Il ricercatore dell’Università degli studi di Milano Thomas Aureliani, che ha curato questa parte del rapporto, parla di “matrimonio” tra ciclo del cemento e ciclo dei rifiuti. Un esempio di questo connubio è offerto dalla vicenda della Perego Strade di Cassago Brianza (Lecco), azienda molto attiva nel settore edile lombardo. «Attraverso l’infiltrazione da parte di elementi mafiosi, la ‘ndrangheta riuscì, mediante iniezione di liquidità e l’acquisizione di partecipazione nel capitale della società, a prendere progressivamente il controllo dell’azienda per deviarne i fini leciti verso quelli illeciti e criminali. Il dato preoccupante dal punto di vista ambientale e sanitario riguarda il fatto che la magistratura avrebbe attestato la presenza di materiali altamente inquinanti come l’amianto, utilizzati dalla Perego per le opere di riempimento, per un totale di almeno due milioni di chili di rifiuti smaltiti».

Altra vicenda esemplificatrice della saldatura tra cemento e rifiuti e tra clan calabresi e imprenditori lombardi è quella legata alla costruzione del quartiere residenziale “Buccinasco Più”, in cui al di sotto del verde pubblico e delle palazzine sono stati smaltiti rifiuti pericolosi per la salute umana: dall’indagine emerge che il terreno è inquinato con «grossi plinti di cemento, scorie verificate di forno, residui secchi di coloranti industriali». Costruttori lombardi, in particolare Maurizio Luraghi – condannato per concorso esterno in associazione mafiosa –, subappaltavano alle ditte vicine allo storico clan dei Barbaro-Papalia, dominante nella zona, i lavori per lo sbancamento e il riempimento di vari lotti. Nel verbale di sequestro si legge che la gestione illecita di rifiuti speciali ha determinato la realizzazione di una discarica abusiva, cresciuta “con ripetute operazioni di riempimento” che hanno innalzato il “piano campagna”, cioè il livello del terreno, da 3 a 5 metri. «È in questo modo – osserva Aureliani – che si è venuto a plasmare il paesaggio ecocriminale lombardo, in cui la morfologia dei territori si altera con rifiuti di ogni sorta. Discariche abusive trasformate in giardini pubblici e edifici residenziali diventati sede di scarti inquinanti».

Un altro caso storico è quello della cosiddetta “cava della ‘ndrangheta” scoperta in Brianza.

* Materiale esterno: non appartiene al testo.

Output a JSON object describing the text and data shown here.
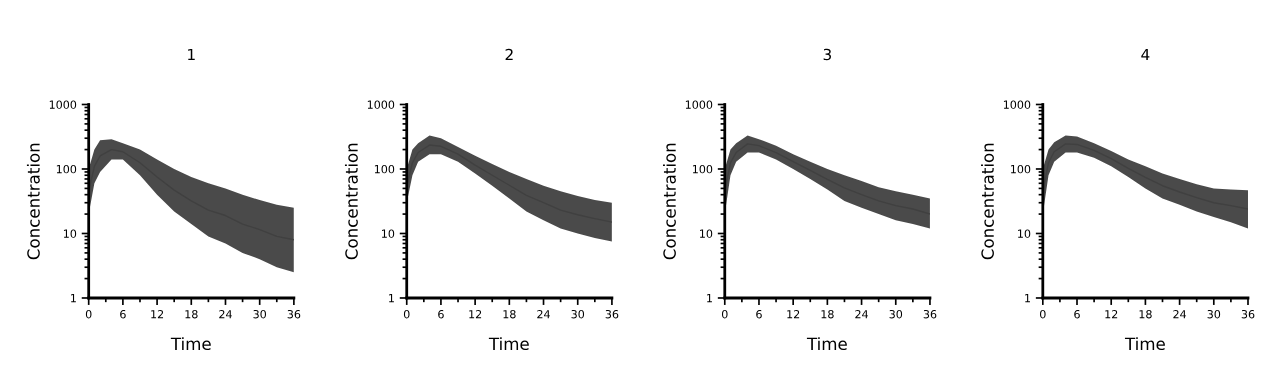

Nel 2008, attraverso l’operazione “Star wars”, emerse che alcuni imprenditori calabresi vicini alla cosca Iamonte di Melito Porto Salvo e titolari di una ditta di demolizioni trafficavano rifiuti di metalli edili e materiali plastici. Lo smaltimento illecito avveniva nei pressi di Desio, Seregno e Briosco in uno spazio di circa 65 mila metri quadri (dieci campi da calcio) in cui vennero recuperati rifiuti tossici e nocivi per 178 mila metri cubi. Vennero anche smaltiti idrocarburi, cromo, piombo.

Le inchieste hanno svelato scenari inquietanti, da cui emerge che imprenditori locali «ben inseriti nella realtà economica lombarda e alla guida di imprese sane e di medie dimensioni, i quali nonostante abbiano, almeno la gran parte, un ‘curriculum’ di rispettabilità alle loro spalle, hanno messo le loro imprese a disposizione dei clan calabresi, consumando essi stessi dei reati specifici, sia con la falsificazione dei documenti di trasporto dei materiali da demolizione, sia con lo scarico abusivo di tali materiali, solo valutando la convenienza economica del momento», è detto in una relazione della Commissione parlamentare sulle ecomafie. Non solo imprenditori, ma anche amministratori pubblici, professionisti, faccendieri di ogni sorta vanno a braccetto con la ‘ndrangheta e questo spiega, anche, perché la Lombardia sia una delle regioni più colpite da fenomeni di criminalità ambientale.